さすがに恥ずかしくなったあたし達は言い合いを止め、大人しく菜緒達を待つ事にした。
待ち合わせ時間から40分程過ぎた頃…
菜緒と桂太君のバカップルが仲良く手を繋ぎ参上した。
あたしはルーズな人が大嫌い
ただでさえ嫌々来てたのに、挙句の果て散々待たされ機嫌はすこぶる悪かった。
「おはよ~!」
菜緒があたしに気付き、手を振る。
「遅いっ!あたし待つの嫌いな事菜緒知ってるでしょ!?」
「ごめんっ、昨日桂太の家に泊まったんだけど寝坊しちゃって…(笑)」
痺れを切らしていた拓も、桂太君に突っ込む。
「寝過ごす位疲れる事してんなっ!」
「バ~カ!言われなくても程々にしてるよ」
「やだ桂太てばっ…」
菜緒が照れながら桂太君の背中にタッチをした。
(このっ…)
「こらーっ!朝っぱらからイチャイチャすんなっ!」
いかにも付き合いたてカップル振りを全開に見せつけられ、あたしと拓は怒りを通り越し呆れモードに入っていた。
今日、あたしが渋々この計画に参加したのには目的があった。
桂太君にはきっとまだ彼女がいる。
桂太君はこれからどうして行くつもりなのか、そして菜緒はそれをどう受け止めているのか…

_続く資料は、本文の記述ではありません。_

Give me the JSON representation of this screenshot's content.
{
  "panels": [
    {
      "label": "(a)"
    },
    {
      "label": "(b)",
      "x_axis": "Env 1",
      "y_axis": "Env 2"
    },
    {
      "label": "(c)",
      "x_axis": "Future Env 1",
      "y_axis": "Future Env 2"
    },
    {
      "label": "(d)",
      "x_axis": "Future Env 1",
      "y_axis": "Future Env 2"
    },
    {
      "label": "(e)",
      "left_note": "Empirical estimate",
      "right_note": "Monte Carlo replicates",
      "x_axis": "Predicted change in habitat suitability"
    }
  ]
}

拓には『2人の問題だから』と以前叱られたが、わざわざバイトを休んでまで来たからには絶対に問い詰めてやろうと思っていた。
「ところで今から何処行くんだよ?」
拓が桂太君に質問した。
「本当はさ、街ぶらつこうかって菜緒と言ってたんだけど…」
「けど、何だよ?」
「予定変更っ!」
「は?」
「今から俺ん家行くべっ!」
「「はぁっ!?」」
息がピッタリ合ったあたしと拓を、菜緒と桂太君は笑いながら見ていた。
「け、桂太君家!?何で!?」
「昨日からね、桂太の家の人温泉でいないの。桂太のお兄ちゃんも彼女とお泊まりだから、桂太の家でまったりしない?」
「まったりって…」
拓に目をやると、同じく拓も困惑の表情を見せている。
「桂太…お前さぁ、勢いで物事決めんの辞めろよ」
「たまにはいいじゃんっ!ホラ、時間勿体ねぇから行くぞっ」
「結芽も早く行こっ」
あたしは菜緒、拓は桂太君に腕を引っ張られ、桂太君家へ向かうのにまた電車に乗り、戻るはめになった。

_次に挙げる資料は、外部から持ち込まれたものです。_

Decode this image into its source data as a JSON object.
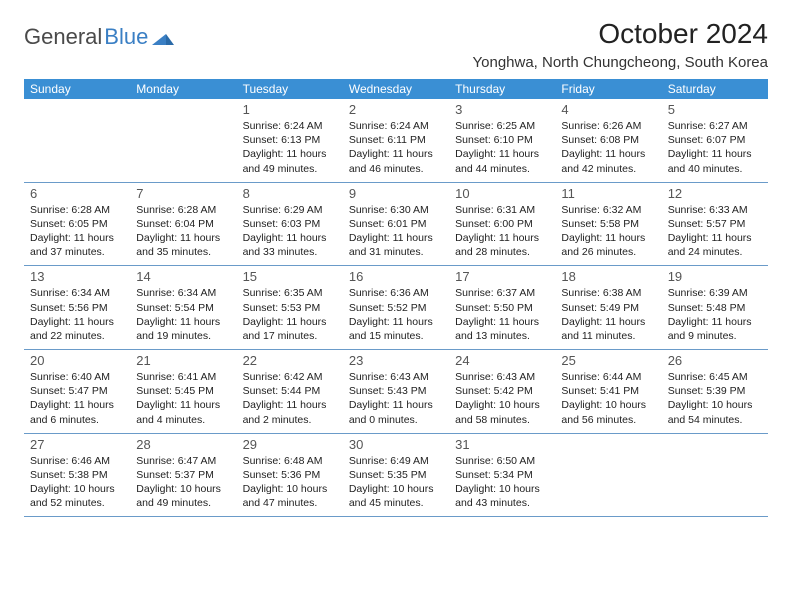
{
  "logo": {
    "text1": "General",
    "text2": "Blue"
  },
  "title": "October 2024",
  "location": "Yonghwa, North Chungcheong, South Korea",
  "colors": {
    "header_bg": "#3a8fd4",
    "header_text": "#ffffff",
    "border": "#6a9bc9",
    "logo_gray": "#4a4a4a",
    "logo_blue": "#3a7fc4",
    "text": "#222222",
    "daynum": "#555555",
    "background": "#ffffff"
  },
  "weekdays": [
    "Sunday",
    "Monday",
    "Tuesday",
    "Wednesday",
    "Thursday",
    "Friday",
    "Saturday"
  ],
  "weeks": [
    [
      null,
      null,
      {
        "n": "1",
        "sr": "6:24 AM",
        "ss": "6:13 PM",
        "dl": "11 hours and 49 minutes."
      },
      {
        "n": "2",
        "sr": "6:24 AM",
        "ss": "6:11 PM",
        "dl": "11 hours and 46 minutes."
      },
      {
        "n": "3",
        "sr": "6:25 AM",
        "ss": "6:10 PM",
        "dl": "11 hours and 44 minutes."
      },
      {
        "n": "4",
        "sr": "6:26 AM",
        "ss": "6:08 PM",
        "dl": "11 hours and 42 minutes."
      },
      {
        "n": "5",
        "sr": "6:27 AM",
        "ss": "6:07 PM",
        "dl": "11 hours and 40 minutes."
      }
    ],
    [
      {
        "n": "6",
        "sr": "6:28 AM",
        "ss": "6:05 PM",
        "dl": "11 hours and 37 minutes."
      },
      {
        "n": "7",
        "sr": "6:28 AM",
        "ss": "6:04 PM",
        "dl": "11 hours and 35 minutes."
      },
      {
        "n": "8",
        "sr": "6:29 AM",
        "ss": "6:03 PM",
        "dl": "11 hours and 33 minutes."
      },
      {
        "n": "9",
        "sr": "6:30 AM",
        "ss": "6:01 PM",
        "dl": "11 hours and 31 minutes."
      },
      {
        "n": "10",
        "sr": "6:31 AM",
        "ss": "6:00 PM",
        "dl": "11 hours and 28 minutes."
      },
      {
        "n": "11",
        "sr": "6:32 AM",
        "ss": "5:58 PM",
        "dl": "11 hours and 26 minutes."
      },
      {
        "n": "12",
        "sr": "6:33 AM",
        "ss": "5:57 PM",
        "dl": "11 hours and 24 minutes."
      }
    ],
    [
      {
        "n": "13",
        "sr": "6:34 AM",
        "ss": "5:56 PM",
        "dl": "11 hours and 22 minutes."
      },
      {
        "n": "14",
        "sr": "6:34 AM",
        "ss": "5:54 PM",
        "dl": "11 hours and 19 minutes."
      },
      {
        "n": "15",
        "sr": "6:35 AM",
        "ss": "5:53 PM",
        "dl": "11 hours and 17 minutes."
      },
      {
        "n": "16",
        "sr": "6:36 AM",
        "ss": "5:52 PM",
        "dl": "11 hours and 15 minutes."
      },
      {
        "n": "17",
        "sr": "6:37 AM",
        "ss": "5:50 PM",
        "dl": "11 hours and 13 minutes."
      },
      {
        "n": "18",
        "sr": "6:38 AM",
        "ss": "5:49 PM",
        "dl": "11 hours and 11 minutes."
      },
      {
        "n": "19",
        "sr": "6:39 AM",
        "ss": "5:48 PM",
        "dl": "11 hours and 9 minutes."
      }
    ],
    [
      {
        "n": "20",
        "sr": "6:40 AM",
        "ss": "5:47 PM",
        "dl": "11 hours and 6 minutes."
      },
      {
        "n": "21",
        "sr": "6:41 AM",
        "ss": "5:45 PM",
        "dl": "11 hours and 4 minutes."
      },
      {
        "n": "22",
        "sr": "6:42 AM",
        "ss": "5:44 PM",
        "dl": "11 hours and 2 minutes."
      },
      {
        "n": "23",
        "sr": "6:43 AM",
        "ss": "5:43 PM",
        "dl": "11 hours and 0 minutes."
      },
      {
        "n": "24",
        "sr": "6:43 AM",
        "ss": "5:42 PM",
        "dl": "10 hours and 58 minutes."
      },
      {
        "n": "25",
        "sr": "6:44 AM",
        "ss": "5:41 PM",
        "dl": "10 hours and 56 minutes."
      },
      {
        "n": "26",
        "sr": "6:45 AM",
        "ss": "5:39 PM",
        "dl": "10 hours and 54 minutes."
      }
    ],
    [
      {
        "n": "27",
        "sr": "6:46 AM",
        "ss": "5:38 PM",
        "dl": "10 hours and 52 minutes."
      },
      {
        "n": "28",
        "sr": "6:47 AM",
        "ss": "5:37 PM",
        "dl": "10 hours and 49 minutes."
      },
      {
        "n": "29",
        "sr": "6:48 AM",
        "ss": "5:36 PM",
        "dl": "10 hours and 47 minutes."
      },
      {
        "n": "30",
        "sr": "6:49 AM",
        "ss": "5:35 PM",
        "dl": "10 hours and 45 minutes."
      },
      {
        "n": "31",
        "sr": "6:50 AM",
        "ss": "5:34 PM",
        "dl": "10 hours and 43 minutes."
      },
      null,
      null
    ]
  ],
  "labels": {
    "sunrise": "Sunrise:",
    "sunset": "Sunset:",
    "daylight": "Daylight:"
  }
}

桂太君の地元に着き、バカップルは自転車で二人乗り、あたしと拓はその後ろを重い足取りで歩いた。
小さな遮断機を渡り、少し歩くと住宅街が見えて来る。
「あの家俺ん家っ、拓は何回か来たことあるから分かるよな?」
「あぁ」
まだ新築と思われる独特な匂いが漂う家の中に入り、桂太君に誘われるがまま2階へと上がった。
「入って」
拓や菜緒が当たり前の様に入る部屋にあたしも足を踏み入れると、そこはこざっぱりとした桂太君の部屋だった。